If you haven’t gathered, the first trimester of my conversion class was all about the Jewish Life Cycles. We learned about birth, baby naming, brit, bar/bat mitzvah ( I missed that day but just so you know you become a bar/bat mitzvah, you don’t have one), wedding, and today-Death. Dum-dum. Not only is it the end of the life cycle it marks the end (almost) of my first trimester of class.
I was quite centered and awe-inspired in the way that Jews deal with death. I’ve read about Death and Mourning in various books that I own on Judaism. Many of the books centering around conversion talk about Death and Mourning in great length for simple logistical reasons. What to do if your Christian parent dies, I’m a Jew, my parents are not will they sit shiva for me-things of that sort. Today we really got down to the actual rituals surrounding dying and mourning and like so many things I’m learning the Dying and Mourning process is less about God and more about the family.

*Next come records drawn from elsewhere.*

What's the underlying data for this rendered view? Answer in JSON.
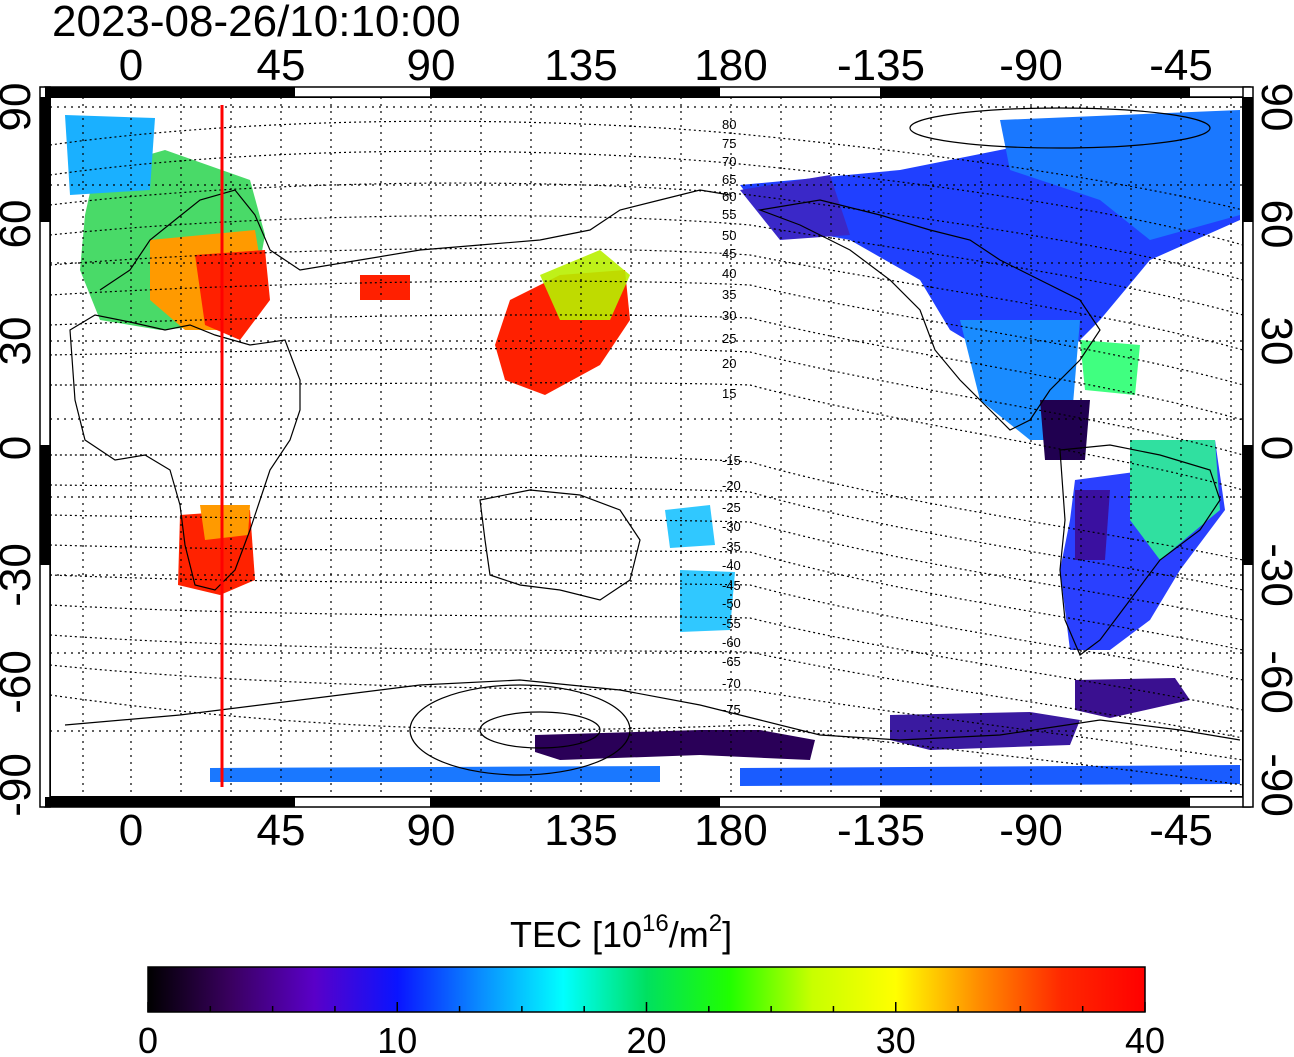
{
  "timestamp": "2023-08-26/10:10:00",
  "top_lon_labels": [
    "0",
    "45",
    "90",
    "135",
    "180",
    "-135",
    "-90",
    "-45"
  ],
  "bottom_lon_labels": [
    "0",
    "45",
    "90",
    "135",
    "180",
    "-135",
    "-90",
    "-45"
  ],
  "left_lat_labels": [
    "90",
    "60",
    "30",
    "0",
    "-30",
    "-60",
    "-90"
  ],
  "right_lat_labels": [
    "90",
    "60",
    "30",
    "0",
    "-30",
    "-60",
    "-90"
  ],
  "contour_labels": [
    "80",
    "75",
    "70",
    "65",
    "60",
    "55",
    "50",
    "45",
    "40",
    "35",
    "30",
    "25",
    "20",
    "15",
    "-15",
    "-20",
    "-25",
    "-30",
    "-35",
    "-40",
    "-45",
    "-50",
    "-55",
    "-60",
    "-65",
    "-70",
    "-75"
  ],
  "colorbar": {
    "title_main": "TEC  [10",
    "title_exp1": "16",
    "title_mid": "/m",
    "title_exp2": "2",
    "title_end": "]",
    "min": 0,
    "max": 40,
    "tick_labels": [
      "0",
      "10",
      "20",
      "30",
      "40"
    ],
    "stops": [
      "#000000",
      "#3a0060",
      "#5a00c8",
      "#0a14ff",
      "#0a8cff",
      "#00ffff",
      "#00e060",
      "#20ff00",
      "#c8ff00",
      "#ffff00",
      "#ff8c00",
      "#ff2800",
      "#ff0000"
    ]
  },
  "terminator_line": {
    "lon": 27,
    "color": "#ff0000"
  },
  "colors": {
    "frame": "#000000",
    "grid": "#000000"
  }
}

I’ve always known what my dying wishes will be. My parents know, my sister knows, and Mirs knows. When I die I want to be cremated, I don’t want a funeral, and I don’t want crying. Instead, I want a party in my honor and I want those in attendance to enjoy my life, to remember me, not to mourn me. Today I realized that I may have to change my wishes. The reason I opted for cremation rather than a funeral was because the cost of a funeral is ridiculous. The idea of spending thousands of dollars for an ornate box that goes into the ground is like throwing wads of money down the toilet. Cremation seemed the most cost effective way to lift the financial burden of my death. The reason I didn’t want a funeral is because I’ve never been to a funeral I enjoyed. The process of a showing, the funeral service, and the burial is time-consuming and drags on for days. As I wrote in one of my short stories, The Front Porch, I never saw a good-looking corpse. Lastly, I wanted a party so that I could be remembered in a positive way, a way that brought tears of joy rather than tears of sadness.

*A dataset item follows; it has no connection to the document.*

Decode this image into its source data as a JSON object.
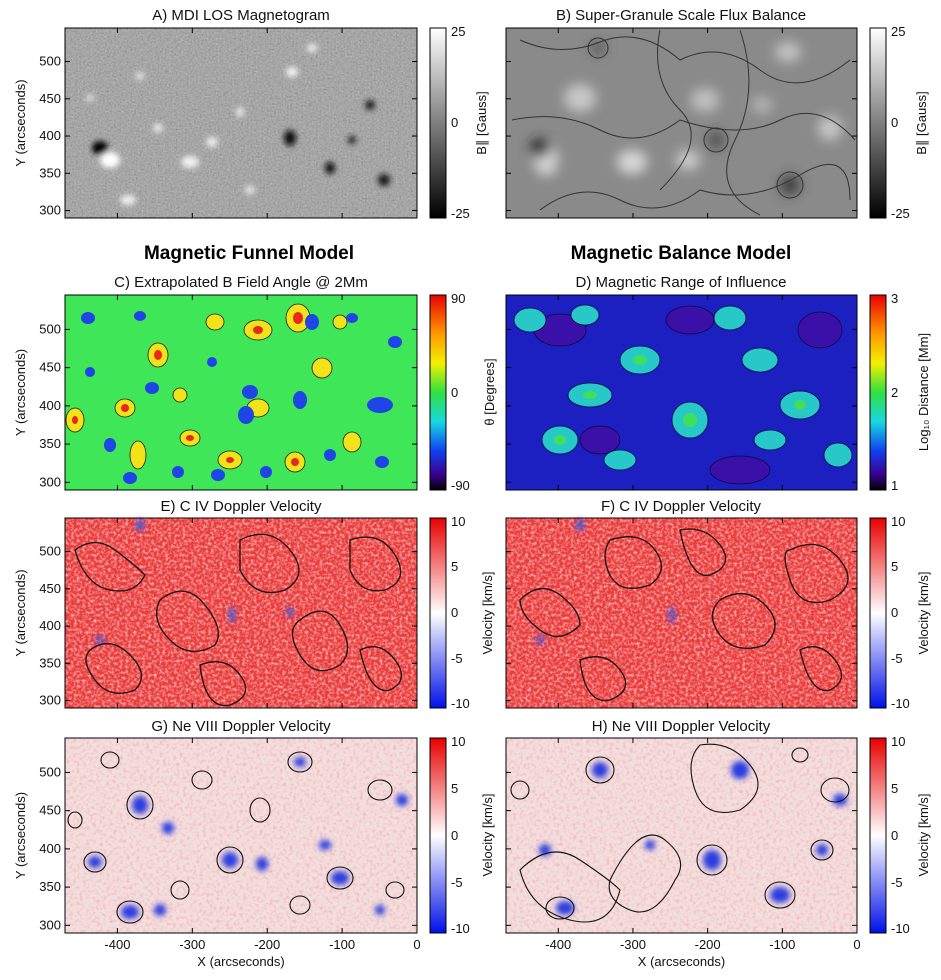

Apparently, Judaism fits the bill. According to Jewish law when a person dies the body must never be left alone. The body is washed by people whose specific mitzvah is to wash the bodies of the dead. The body is then dressed in a kitl, burial shroud, and perhaps a tallit. They are placed in a pine box and returned to the earth, ideally a day after they have passed away. Autopsies are not to be performed and the body is not to be embalmed. Kaddish is prayed and the soul leaves the body. The entire family and those present at the gravesite are to do the physical work of shoveling the dirt onto the pine box, burying it completely and then the focus shifts from the deceased to the mourning family who sits shiva for 7 days. For those 7 days they are not to bathe or shave, they are to be served by guests and mirrors are to be covered. On the last day, they are to rise and go into a period of mourning for 30 days. For 11 months Kaddish is prayed and every year on the anniversary of the death a Yahrzeit candle is lit.
Sound gloomier than what I want, right? But it reminded me of something my sister once told me about my funeral idea. The purpose isn’t for me, really. I am gone, after all. The funeral is about the people left behind. Judaism feels the same way. When a person dies utmost care and honor is bestowed upon them. The greatest mitzvah any person can do is to attend the dead. The quick burial allows focus to go onto the family. We sit shiva for 7 days to give us time to mourn the loss. We end the period of mourning after 30 days to remember that we are alive.
The fact is that we all die. Whether we are rich or poor doesn’t matter to our soul. Being buried in a pine box that will have turned into dust with our remains becoming dust as well reminds us that we’re all the same. Being buried in the kitl we wear on Yom Kippur reminds us that before God we’re all the same. Giving to the family, attending their needs allows us to not only remember the spirit of the person but to be thankful and blessed to be alive.
The Kaddish is as follows:
May the great Name of God be exalted and sanctified, throughout the world, which he has created according to his will. May his Kingship be established in your lifetime and in your days, and in the lifetime of the entire household of Israel, swiftly and in the near future; and say, Amen.
May his great name be blessed, forever and ever.
Blessed, praised, glorified, exalted, extolled, honored elevated and lauded be the Name of the holy one, Blessed is he- above and beyond any blessings and hymns, Praises and consolations which are uttered in the world; and say Amen. May there be abundant peace from Heaven, and life, upon us and upon all Israel; and say, Amen
It never mentions death because we must always recognize the greatness, glory, and awesomeness of God. Like life, death is out of our hands. The only thing in control, Judaism teaches us, is to live a good life.